I am well aware that, in addition to the football topic, Hungarian food with paprika can also start a war in the domestic internet space. Of course I have no such intention. That's why I'm trying to be more professional in defining and describing a dish that so many of us love and in so many different ways that it's hard to agree on the name alone. This is chicken with paprika.

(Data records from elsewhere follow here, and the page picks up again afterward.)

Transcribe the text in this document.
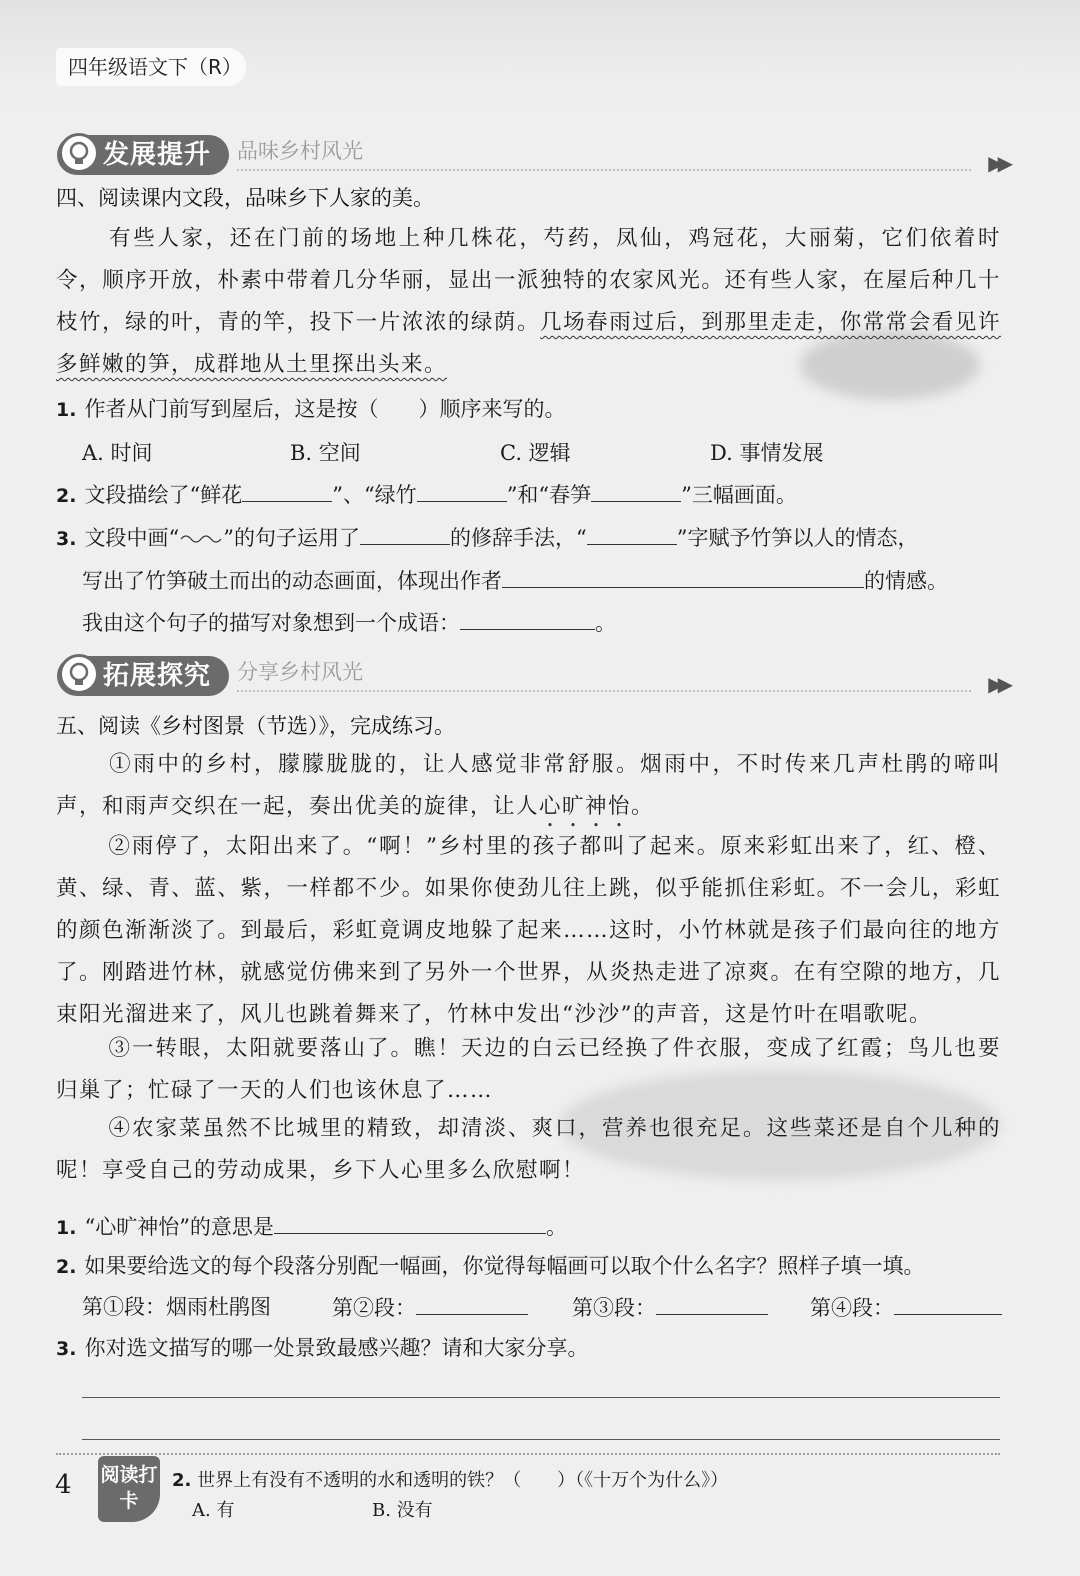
四年级语文下（R）
发展提升 品味乡村风光	▶▶
四、阅读课内文段，品味乡下人家的美。
有些人家，还在门前的场地上种几株花，芍药，凤仙，鸡冠花，大丽菊，它们依着时令，顺序开放，朴素中带着几分华丽，显出一派独特的农家风光。还有些人家，在屋后种几十枝竹，绿的叶，青的竿，投下一片浓浓的绿荫。几场春雨过后，到那里走走，你常常会看见许多鲜嫩的笋，成群地从土里探出头来。
1. 作者从门前写到屋后，这是按（ ）顺序来写的。
A. 时间	B. 空间	C. 逻辑	D. 事情发展
2. 文段描绘了“鲜花	”、“绿竹	”和“春笋	”三幅画面。
3. 文段中画“ ”的句子运用了	的修辞手法，“	”字赋予竹笋以人的情态，
写出了竹笋破土而出的动态画面，体现出作者	的情感。
我由这个句子的描写对象想到一个成语：	。
拓展探究 分享乡村风光	▶▶
五、阅读《乡村图景（节选）》，完成练习。
①雨中的乡村，朦朦胧胧的，让人感觉非常舒服。烟雨中，不时传来几声杜鹃的啼叫声，和雨声交织在一起，奏出优美的旋律，让人心旷神怡。
②雨停了，太阳出来了。“啊！”乡村里的孩子都叫了起来。原来彩虹出来了，红、橙、黄、绿、青、蓝、紫，一样都不少。如果你使劲儿往上跳，似乎能抓住彩虹。不一会儿，彩虹的颜色渐渐淡了。到最后，彩虹竟调皮地躲了起来……这时，小竹林就是孩子们最向往的地方了。刚踏进竹林，就感觉仿佛来到了另外一个世界，从炎热走进了凉爽。在有空隙的地方，几束阳光溜进来了，风儿也跳着舞来了，竹林中发出“沙沙”的声音，这是竹叶在唱歌呢。
③一转眼，太阳就要落山了。瞧！天边的白云已经换了件衣服，变成了红霞；鸟儿也要归巢了；忙碌了一天的人们也该休息了……
④农家菜虽然不比城里的精致，却清淡、爽口，营养也很充足。这些菜还是自个儿种的呢！享受自己的劳动成果，乡下人心里多么欣慰啊！
1. “心旷神怡”的意思是	。
2. 如果要给选文的每个段落分别配一幅画，你觉得每幅画可以取个什么名字？照样子填一填。
第①段：烟雨杜鹃图	第②段：	第③段：	第④段：
3. 你对选文描写的哪一处景致最感兴趣？请和大家分享。
4 阅读打卡
2. 世界上有没有不透明的水和透明的铁？（　　）（《十万个为什么》）
A. 有	B. 没有
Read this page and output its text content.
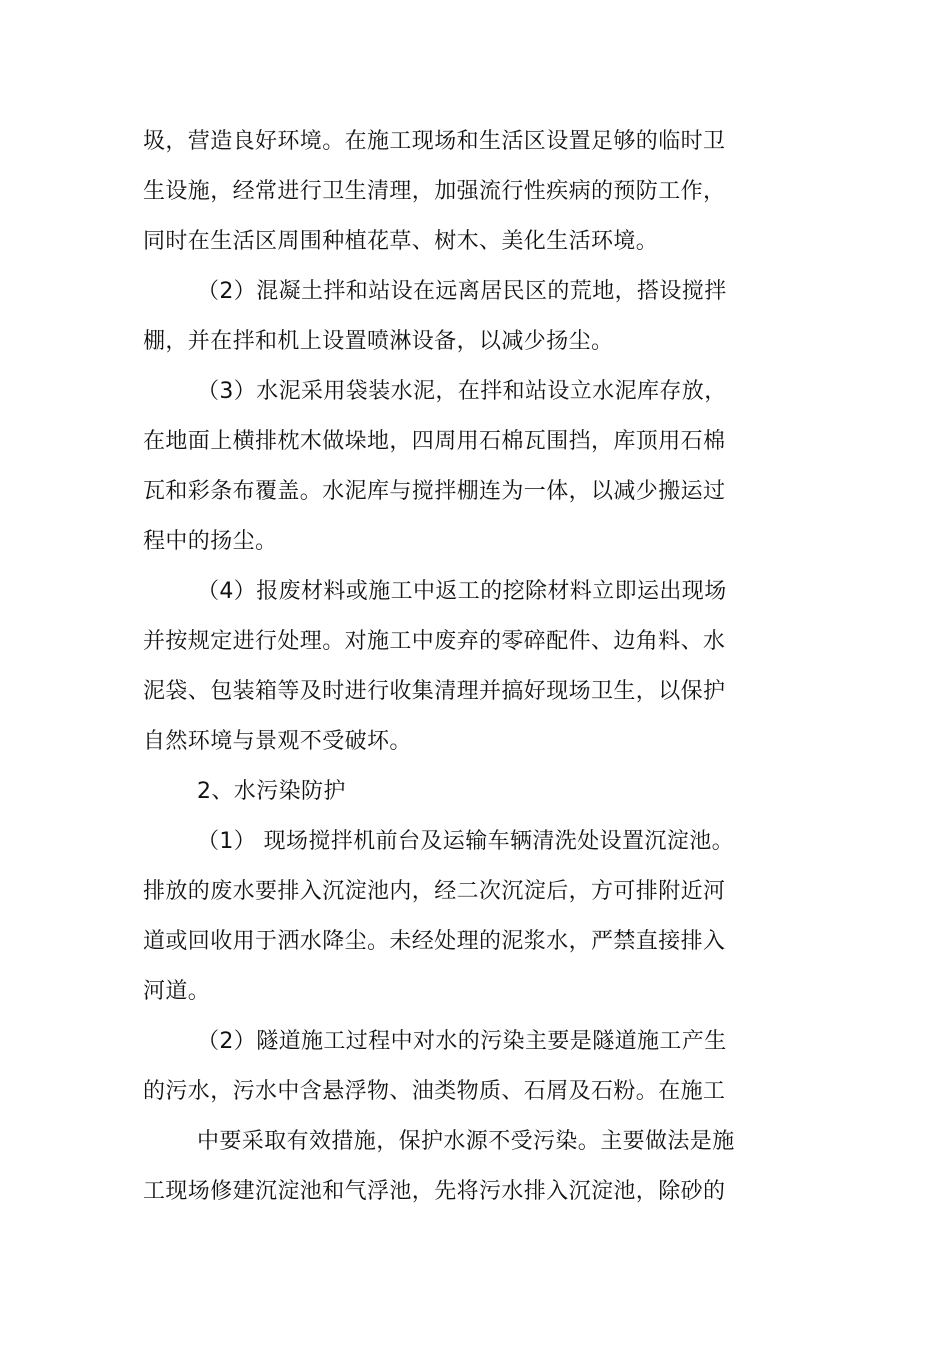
圾，营造良好环境。在施工现场和生活区设置足够的临时卫
生设施，经常进行卫生清理，加强流行性疾病的预防工作，
同时在生活区周围种植花草、树木、美化生活环境。
（2）混凝土拌和站设在远离居民区的荒地，搭设搅拌
棚，并在拌和机上设置喷淋设备，以减少扬尘。
（3）水泥采用袋装水泥，在拌和站设立水泥库存放，
在地面上横排枕木做垛地，四周用石棉瓦围挡，库顶用石棉
瓦和彩条布覆盖。水泥库与搅拌棚连为一体，以减少搬运过
程中的扬尘。
（4）报废材料或施工中返工的挖除材料立即运出现场
并按规定进行处理。对施工中废弃的零碎配件、边角料、水
泥袋、包装箱等及时进行收集清理并搞好现场卫生，以保护
自然环境与景观不受破坏。
2、水污染防护
（1） 现场搅拌机前台及运输车辆清洗处设置沉淀池。
排放的废水要排入沉淀池内，经二次沉淀后，方可排附近河
道或回收用于洒水降尘。未经处理的泥浆水，严禁直接排入
河道。
（2）隧道施工过程中对水的污染主要是隧道施工产生
的污水，污水中含悬浮物、油类物质、石屑及石粉。在施工
中要采取有效措施，保护水源不受污染。主要做法是施
工现场修建沉淀池和气浮池，先将污水排入沉淀池，除砂的
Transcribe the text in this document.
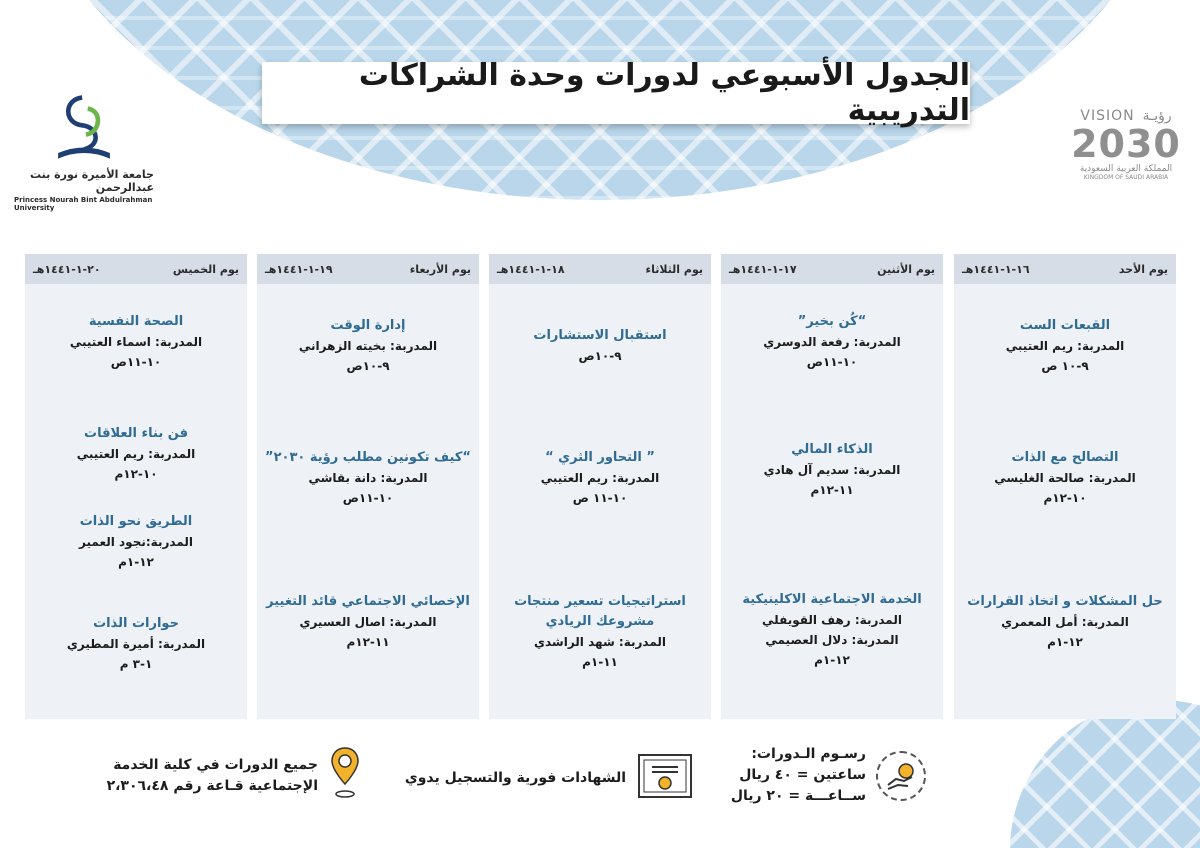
الجدول الأسبوعي لدورات وحدة الشراكات التدريبية
جامعة الأميرة نورة بنت عبدالرحمن
Princess Nourah Bint Abdulrahman University
VISION رؤيـة
2030
المملكة العربية السعودية
KINGDOM OF SAUDI ARABIA
يوم الأحد
١٦-١-١٤٤١هـ
القبعات الست
المدربة: ريم العتيبي
٩-١٠ ص
التصالح مع الذات
المدربة: صالحة الغليسي
١٠-١٢م
حل المشكلات و اتخاذ القرارات
المدربة: أمل المعمري
١٢-١م
يوم الأثنين
١٧-١-١٤٤١هـ
“كُن بخير”
المدربة: رفعة الدوسري
١٠-١١ص
الذكاء المالي
المدربة: سديم آل هادي
١١-١٢م
الخدمة الاجتماعية الاكلينيكية
المدربة: رهف القويفلي
المدربة: دلال العصيمي
١٢-١م
يوم الثلاثاء
١٨-١-١٤٤١هـ
استقبال الاستشارات
٩-١٠ص
” التحاور الثري “
المدربة: ريم العتيبي
١٠-١١ ص
استراتيجيات تسعير منتجات
مشروعك الريادي
المدربة: شهد الراشدي
١١-١م
يوم الأربعاء
١٩-١-١٤٤١هـ
إدارة الوقت
المدربة: بخيته الزهراني
٩-١٠ص
“كيف تكونين مطلب رؤية ٢٠٣٠”
المدربة: دانة بقاشي
١٠-١١ص
الإخصائي الاجتماعي قائد التغيير
المدربة: اصال العسيري
١١-١٢م
يوم الخميس
٢٠-١-١٤٤١هـ
الصحة النفسية
المدربة: اسماء العتيبي
١٠-١١ص
فن بناء العلاقات
المدربة: ريم العتيبي
١٠-١٢م
الطريق نحو الذات
المدربة:نجود العمير
١٢-١م
حوارات الذات
المدربة: أميرة المطيري
١-٣ م
رسـوم الـدورات:
ساعتين = ٤٠ ريال
ســاعـــة = ٢٠ ريال
الشهادات فورية والتسجيل يدوي
جميع الدورات في كلية الخدمة
الإجتماعية قـاعة رقم ٢،٣٠٦،٤٨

The object of my childhood, rural, domestic chicken cooking experience was what my maternal grandmother called chicken paprikash, while my paternal grandparents, who lived a hundred and fifty kilometres away, called paprika chicken. By the way, from a culinary point of view, it was the same dish, and my culinary studies tell me that neither name was technically correct, since the term paprika is used for dishes where the paprika sauce is practically tamed into a sauce by enriching it with cream or sour cream (boiling).
So the recipe I'm sharing is actually stewed chicken with sour cream and dumplings. Believe me, it's completely different not only in character but also in taste from a stew than a paprika stew, even if the fresh snow-white sour cream is added to the gravy afterwards, not to mention the more pronounced flavour of the meat and other ingredients. A stew is more vibrant, more rhapsodic, one might say, than a French stew, uniform and refined.
I am well aware that there are a lot of variations in stew, not only in the seasoning, but also in the order and the technological processes.
Let's get started!
I fry finely chopped smoked bacon. Over a low heat, so that the bacon doesn't burn but rather melts.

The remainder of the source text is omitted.